At a Harvard workshop around the time the first edition of this book was published, Jean Camp, a Harvard computer scientist who taught in the Kennedy School of Government, said that I had missed the point. The problem, she said, is not that “code is law” or that “code regulates.” The problem is that “we haven’t had a conversation about how code regulates.” And then to the rest of the audience, she said, “Did all of you like the debate we had about whether Microsoft Word documents would carry in them a unique identifying number? Was that a satisfying debate? ”

Her irony carried with it an important insight, and an interesting mistake. Of course, for the computer scientist code is law. And if code is law, then obviously the question we should ask is: Who are the lawmakers? Who writes this law that regulates us? What role do we have in defining this regulation? What right do we have to know of the regulation? And how might we intervene to check it?

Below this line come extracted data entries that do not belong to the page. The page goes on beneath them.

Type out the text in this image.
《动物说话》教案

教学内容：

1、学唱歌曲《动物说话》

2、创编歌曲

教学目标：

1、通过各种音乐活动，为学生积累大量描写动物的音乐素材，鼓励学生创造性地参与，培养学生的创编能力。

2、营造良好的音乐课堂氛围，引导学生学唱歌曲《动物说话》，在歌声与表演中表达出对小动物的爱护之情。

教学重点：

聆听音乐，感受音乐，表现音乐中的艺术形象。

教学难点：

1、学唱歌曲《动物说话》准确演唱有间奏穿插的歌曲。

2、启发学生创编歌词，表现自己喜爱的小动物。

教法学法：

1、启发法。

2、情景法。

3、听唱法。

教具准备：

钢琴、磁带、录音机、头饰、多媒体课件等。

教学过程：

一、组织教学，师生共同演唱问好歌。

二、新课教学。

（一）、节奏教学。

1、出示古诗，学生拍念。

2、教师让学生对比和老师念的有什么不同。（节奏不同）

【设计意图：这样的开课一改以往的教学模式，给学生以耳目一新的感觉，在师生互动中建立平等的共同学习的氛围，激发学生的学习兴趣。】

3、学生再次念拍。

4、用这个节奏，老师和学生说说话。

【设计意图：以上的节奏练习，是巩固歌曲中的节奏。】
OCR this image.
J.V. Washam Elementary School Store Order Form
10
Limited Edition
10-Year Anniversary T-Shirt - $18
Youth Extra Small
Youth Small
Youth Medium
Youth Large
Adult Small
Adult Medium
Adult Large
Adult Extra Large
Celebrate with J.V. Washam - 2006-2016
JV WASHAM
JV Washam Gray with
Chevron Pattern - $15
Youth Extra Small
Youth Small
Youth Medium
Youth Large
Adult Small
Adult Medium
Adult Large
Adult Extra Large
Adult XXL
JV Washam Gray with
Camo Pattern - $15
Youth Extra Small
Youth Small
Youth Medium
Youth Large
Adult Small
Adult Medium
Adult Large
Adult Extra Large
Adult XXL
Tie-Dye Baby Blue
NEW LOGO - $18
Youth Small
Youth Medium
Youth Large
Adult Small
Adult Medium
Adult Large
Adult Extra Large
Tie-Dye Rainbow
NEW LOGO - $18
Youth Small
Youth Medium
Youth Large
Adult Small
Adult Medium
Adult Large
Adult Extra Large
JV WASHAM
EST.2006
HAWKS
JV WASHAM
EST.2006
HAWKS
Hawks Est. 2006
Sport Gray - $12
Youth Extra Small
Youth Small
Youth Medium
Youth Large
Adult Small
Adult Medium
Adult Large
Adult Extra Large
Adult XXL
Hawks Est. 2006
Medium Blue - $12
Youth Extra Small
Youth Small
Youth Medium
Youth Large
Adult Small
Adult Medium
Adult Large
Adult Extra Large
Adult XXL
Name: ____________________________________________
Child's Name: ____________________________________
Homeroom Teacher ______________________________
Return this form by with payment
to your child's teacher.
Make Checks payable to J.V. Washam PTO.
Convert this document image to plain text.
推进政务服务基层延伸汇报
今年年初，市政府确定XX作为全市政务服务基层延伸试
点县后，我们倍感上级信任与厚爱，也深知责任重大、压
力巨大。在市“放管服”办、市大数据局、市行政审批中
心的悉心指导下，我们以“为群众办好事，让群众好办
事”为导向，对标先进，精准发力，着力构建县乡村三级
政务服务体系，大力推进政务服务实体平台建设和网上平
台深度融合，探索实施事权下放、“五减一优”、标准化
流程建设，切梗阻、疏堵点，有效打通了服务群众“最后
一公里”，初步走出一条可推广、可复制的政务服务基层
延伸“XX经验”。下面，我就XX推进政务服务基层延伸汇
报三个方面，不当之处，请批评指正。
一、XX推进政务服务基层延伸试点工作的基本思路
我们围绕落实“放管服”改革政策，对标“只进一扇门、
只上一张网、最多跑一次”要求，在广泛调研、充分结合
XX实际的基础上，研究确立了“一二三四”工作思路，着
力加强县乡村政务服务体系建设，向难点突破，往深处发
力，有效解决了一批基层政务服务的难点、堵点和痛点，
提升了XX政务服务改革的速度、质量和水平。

All that is perfectly obvious for someone who thinks and breathes the regulations of code. But to a lawyer, both Camp and I, throughout this book, have made a very basic mistake. Code is not law, any more than the design of an airplane is law. Code does not regulate, any more than buildings regulate. Code is not public, any more than a television is public. Being able to debate and decide is an opportunity we require of public regulation, not of private action.

Camp’s mistake is a good one. It is a mistake more of us should make more of the time. Because while of course code is private, and of course different from the U.S. Code, its differences don’t mean there are not similarities as well. “East Coast Code” — law — regulates by enabling and limiting the options that individuals have, to the end of persuading them to behave in a certain way. “West Coast Code” does the same. East Coast Code does this by increasing the cost to those who would deviate from the rules required by the code. West Coast Code does the same. And while we might argue that East Coast Code is more prevalent — that it regulates and controls a far larger part of our lives — that is a difference in degree, not kind. It’s a reason to be balanced in our concern, not to be unconcerned.

Of course, there are differences between law and code. I don’t think that everything is necessarily public, or that the Constitution should regulate every aspect of private life. I don’t think it is a constitutional issue when I turn off Rush Limbaugh. But to say that there should be a difference is not to say that the difference should be as absolute as present constitutional thinking makes it. When we lawyers tell the Jean Camps of the world that they are simply making a “mistake” when they bring the values of public law to code, it is rather we who are making the mistake. Whether code should be tested with these constraints of public value is a question, not a conclusion. It needs to be decided by argument, not definition.

This won’t be easy, of course. Code is technical; courts aren’t well positioned to evaluate such technicality. But even so, the failure is not even to try. The formalism in American law, which puts beyond review these structures of control, is a third pathology that inhibits choice. Courts are disabled, legislatures pathetic, and code untouchable. That is our present condition. It is a combination that is deadly for action — a mix that guarantees that little good gets done.